Icy satellites like Enceladus are among the most interesting objects in the solar system concerning the possibility of harboring life. Although they are not situated in the habitable zone around the Sun (Kasting et al., 1993), they could host life in their potential subsurface oceans. Therefore, a main task is to deepen our knowledge of possible compositions of such water/ice reservoirs and on microbes that might host this environment.
Enceladus is a rather small moon with a diameter of just about 500 kilometers (Thomas, 2010). Nevertheless, it is one of the most interesting objects in the Solar Systems because of its plumes (similar to Earth’s geysers) detected by the NASA probe Cassini. These jets of mostly pure water (90% water, 5% CO2, traces of CO, H2, N2, and other organic material; Waite et al. (2009)) are located in the extreme warm south polar terrain. This area is dominated by the four so-called tiger stripes, which are linear rifts of about 130 kilometers in length and about 2 kilometer in breadth (Porco et al. (2006)).

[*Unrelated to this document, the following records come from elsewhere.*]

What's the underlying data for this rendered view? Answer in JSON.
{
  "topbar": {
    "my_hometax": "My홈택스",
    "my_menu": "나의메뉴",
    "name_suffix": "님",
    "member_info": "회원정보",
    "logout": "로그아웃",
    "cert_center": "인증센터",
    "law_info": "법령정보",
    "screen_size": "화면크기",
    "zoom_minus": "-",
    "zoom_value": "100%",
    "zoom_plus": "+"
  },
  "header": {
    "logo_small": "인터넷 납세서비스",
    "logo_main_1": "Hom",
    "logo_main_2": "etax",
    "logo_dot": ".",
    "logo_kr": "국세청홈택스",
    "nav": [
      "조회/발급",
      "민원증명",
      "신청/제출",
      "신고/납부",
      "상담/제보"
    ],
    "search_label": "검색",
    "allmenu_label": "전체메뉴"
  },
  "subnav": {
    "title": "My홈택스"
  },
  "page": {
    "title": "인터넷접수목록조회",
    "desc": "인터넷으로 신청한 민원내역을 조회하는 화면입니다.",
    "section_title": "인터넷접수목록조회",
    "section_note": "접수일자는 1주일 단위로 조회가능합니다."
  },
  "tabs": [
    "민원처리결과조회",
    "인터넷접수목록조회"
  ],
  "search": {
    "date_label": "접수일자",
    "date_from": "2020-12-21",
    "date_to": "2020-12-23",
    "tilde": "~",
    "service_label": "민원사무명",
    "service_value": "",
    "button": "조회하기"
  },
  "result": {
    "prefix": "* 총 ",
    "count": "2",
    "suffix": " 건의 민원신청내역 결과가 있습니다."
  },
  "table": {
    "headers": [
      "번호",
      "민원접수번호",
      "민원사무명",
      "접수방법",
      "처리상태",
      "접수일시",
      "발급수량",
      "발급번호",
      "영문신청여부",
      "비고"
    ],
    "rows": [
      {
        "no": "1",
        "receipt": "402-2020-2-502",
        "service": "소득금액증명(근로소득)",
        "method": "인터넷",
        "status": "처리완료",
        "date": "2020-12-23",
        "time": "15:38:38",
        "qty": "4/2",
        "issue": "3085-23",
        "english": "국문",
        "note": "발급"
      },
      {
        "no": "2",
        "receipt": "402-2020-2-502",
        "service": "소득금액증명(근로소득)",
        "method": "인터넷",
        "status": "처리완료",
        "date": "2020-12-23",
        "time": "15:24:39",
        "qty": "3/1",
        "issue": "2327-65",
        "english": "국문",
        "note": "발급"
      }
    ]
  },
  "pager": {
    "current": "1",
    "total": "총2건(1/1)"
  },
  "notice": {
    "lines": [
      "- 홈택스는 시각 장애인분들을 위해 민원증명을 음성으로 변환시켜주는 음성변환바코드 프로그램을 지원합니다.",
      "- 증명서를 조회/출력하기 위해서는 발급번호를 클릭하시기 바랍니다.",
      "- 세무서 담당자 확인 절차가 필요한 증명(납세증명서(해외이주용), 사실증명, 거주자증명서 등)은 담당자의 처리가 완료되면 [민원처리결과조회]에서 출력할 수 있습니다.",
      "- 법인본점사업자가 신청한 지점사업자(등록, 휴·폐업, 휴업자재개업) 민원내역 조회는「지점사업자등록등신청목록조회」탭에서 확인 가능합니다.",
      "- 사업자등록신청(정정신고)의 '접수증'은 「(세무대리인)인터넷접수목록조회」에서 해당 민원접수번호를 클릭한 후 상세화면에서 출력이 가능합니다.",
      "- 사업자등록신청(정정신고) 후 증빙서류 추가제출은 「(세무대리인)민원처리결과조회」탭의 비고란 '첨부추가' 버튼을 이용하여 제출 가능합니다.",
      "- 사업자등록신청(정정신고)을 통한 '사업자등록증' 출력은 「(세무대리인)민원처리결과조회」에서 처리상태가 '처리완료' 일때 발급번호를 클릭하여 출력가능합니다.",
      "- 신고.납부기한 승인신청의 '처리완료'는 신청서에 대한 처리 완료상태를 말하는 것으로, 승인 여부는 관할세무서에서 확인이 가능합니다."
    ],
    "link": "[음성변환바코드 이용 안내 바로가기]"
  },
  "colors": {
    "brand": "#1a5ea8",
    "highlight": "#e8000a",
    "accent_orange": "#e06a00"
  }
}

The first part of the thesis is the modeling of various scenarios for the inner structure of Enceladus depending on the density of its rocky core. In the first scenario (S1) we use the assumption that the mean density of Titan's rocky core should be similar to Enceladus' core because these moons were formed in the same region of the Solar System. The second scenario (S2) deals with a core density similar to the density of the uppermost part of the Earth's mantle primarily made up of olivine-rich rocks such as peridotite. The next scenario (S3) handles the idea of Schubert et al. (2007) that Enceladus' core density is similar to Io's bulk density. According to Schubert et al. (2007) this number indicates the highest possible value for a rock-metal core because Enceladus core is likely to be less dense as Io's bulk density due to inclusions of e.g. low-density hydrated silicates. The last scenario (S4) hypothesises a density similar to the grain density of typical hydrated carbonaceous CI chondrites, which might be the building blocks of icy moons like Enceladus.

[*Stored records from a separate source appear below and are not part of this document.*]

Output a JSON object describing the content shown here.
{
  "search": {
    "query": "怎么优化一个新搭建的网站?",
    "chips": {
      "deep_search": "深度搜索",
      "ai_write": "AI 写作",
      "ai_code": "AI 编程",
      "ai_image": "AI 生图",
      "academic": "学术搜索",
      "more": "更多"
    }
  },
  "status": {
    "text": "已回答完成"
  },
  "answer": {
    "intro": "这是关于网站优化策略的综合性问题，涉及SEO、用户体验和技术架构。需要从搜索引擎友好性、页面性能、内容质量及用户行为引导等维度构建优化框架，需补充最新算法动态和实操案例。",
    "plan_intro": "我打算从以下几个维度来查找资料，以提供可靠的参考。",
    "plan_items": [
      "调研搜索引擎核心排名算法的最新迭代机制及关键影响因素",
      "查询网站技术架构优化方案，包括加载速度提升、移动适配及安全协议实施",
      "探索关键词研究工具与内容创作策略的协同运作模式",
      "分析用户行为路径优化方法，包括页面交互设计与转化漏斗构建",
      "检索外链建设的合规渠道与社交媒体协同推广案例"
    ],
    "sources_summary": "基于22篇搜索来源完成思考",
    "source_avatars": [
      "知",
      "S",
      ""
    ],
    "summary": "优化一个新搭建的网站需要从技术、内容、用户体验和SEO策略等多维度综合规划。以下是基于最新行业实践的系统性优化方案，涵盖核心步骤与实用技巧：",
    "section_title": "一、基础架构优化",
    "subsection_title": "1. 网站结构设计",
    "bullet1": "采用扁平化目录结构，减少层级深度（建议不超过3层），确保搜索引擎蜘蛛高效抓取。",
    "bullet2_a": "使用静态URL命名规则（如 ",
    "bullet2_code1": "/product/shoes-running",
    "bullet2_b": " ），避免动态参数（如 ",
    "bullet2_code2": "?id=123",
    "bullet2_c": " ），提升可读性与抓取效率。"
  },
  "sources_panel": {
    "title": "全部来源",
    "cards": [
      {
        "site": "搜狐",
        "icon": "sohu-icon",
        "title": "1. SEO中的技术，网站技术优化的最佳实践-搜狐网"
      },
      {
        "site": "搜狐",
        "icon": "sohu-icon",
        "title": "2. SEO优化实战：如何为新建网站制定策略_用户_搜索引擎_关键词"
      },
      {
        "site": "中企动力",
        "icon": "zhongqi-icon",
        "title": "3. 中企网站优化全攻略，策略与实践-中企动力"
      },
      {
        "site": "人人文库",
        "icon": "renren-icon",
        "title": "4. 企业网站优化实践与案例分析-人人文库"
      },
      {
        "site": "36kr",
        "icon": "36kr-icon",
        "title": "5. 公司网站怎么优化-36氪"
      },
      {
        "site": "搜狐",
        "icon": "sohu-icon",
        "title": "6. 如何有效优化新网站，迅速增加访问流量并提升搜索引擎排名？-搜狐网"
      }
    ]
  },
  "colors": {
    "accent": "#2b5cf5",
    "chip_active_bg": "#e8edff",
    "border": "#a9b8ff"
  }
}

The degree of differentiation of Enceladus might be determined by new measurements of the gravitational field by the Cassini spacecraft and by observations of the period of each satellite (Hussmann et al., 2010).

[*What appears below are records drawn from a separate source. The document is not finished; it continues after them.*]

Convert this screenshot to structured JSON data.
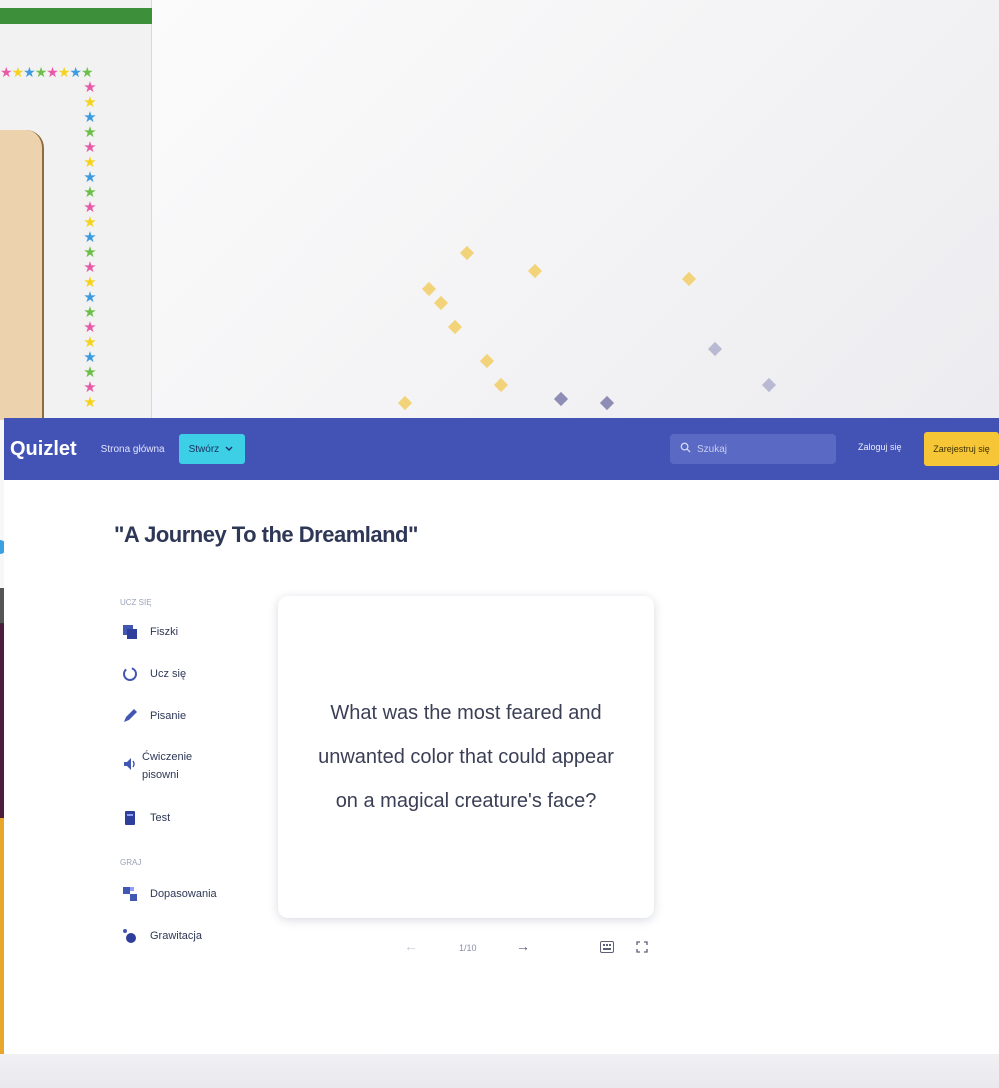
{
  "background": {
    "colors": {
      "green_bar": "#3d8f3a",
      "parchment": "#ecd3ad",
      "dark_strip": "#4a1d3c",
      "orange_block": "#e8a72a"
    },
    "star_glyph": "★"
  },
  "app": {
    "colors": {
      "topbar": "#4353b5",
      "create_button": "#3ccfe6",
      "signup_button": "#f6c636"
    },
    "header": {
      "logo": "Quizlet",
      "home_link": "Strona główna",
      "create_button": "Stwórz",
      "create_icon": "chevron-down-icon",
      "search_placeholder": "Szukaj",
      "search_icon": "search-icon",
      "login": "Zaloguj się",
      "signup": "Zarejestruj się"
    },
    "set_title": "\"A Journey To the Dreamland\"",
    "study_modes": {
      "learn_heading": "UCZ SIĘ",
      "learn_items": [
        {
          "label": "Fiszki",
          "icon": "flashcards-icon"
        },
        {
          "label": "Ucz się",
          "icon": "learn-icon"
        },
        {
          "label": "Pisanie",
          "icon": "write-icon"
        },
        {
          "label": "Ćwiczenie pisowni",
          "icon": "spell-icon"
        },
        {
          "label": "Test",
          "icon": "test-icon"
        }
      ],
      "games_heading": "GRAJ",
      "game_items": [
        {
          "label": "Dopasowania",
          "icon": "match-icon"
        },
        {
          "label": "Grawitacja",
          "icon": "gravity-icon"
        }
      ]
    },
    "flashcard": {
      "text": "What was the most feared and unwanted color that could appear on a magical creature's face?"
    },
    "controls": {
      "prev": "←",
      "counter": "1/10",
      "next": "→",
      "settings_icon": "keyboard-icon",
      "fullscreen_icon": "fullscreen-icon"
    }
  }
}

This first step is very important, because it gives us an idea on the boundary layers of the ocean and hence we will estimate the effects of interactions (weathering, erosion, melting, etc.) on the ocean’s composition between the water reservoir and the encasing layers (both rocky and icy). So, we will be able to estimate which compounds might be solved in such a liquid layer. Here, Zolotov et al. (2007) may serve as a basis, in which the authors describe a possible oceanic composition. Besides, we have to model the different external circumstances like pressure, density, temperature, etc. at different locations inside the moon, as assumed for Europa in Marion et al. (2003).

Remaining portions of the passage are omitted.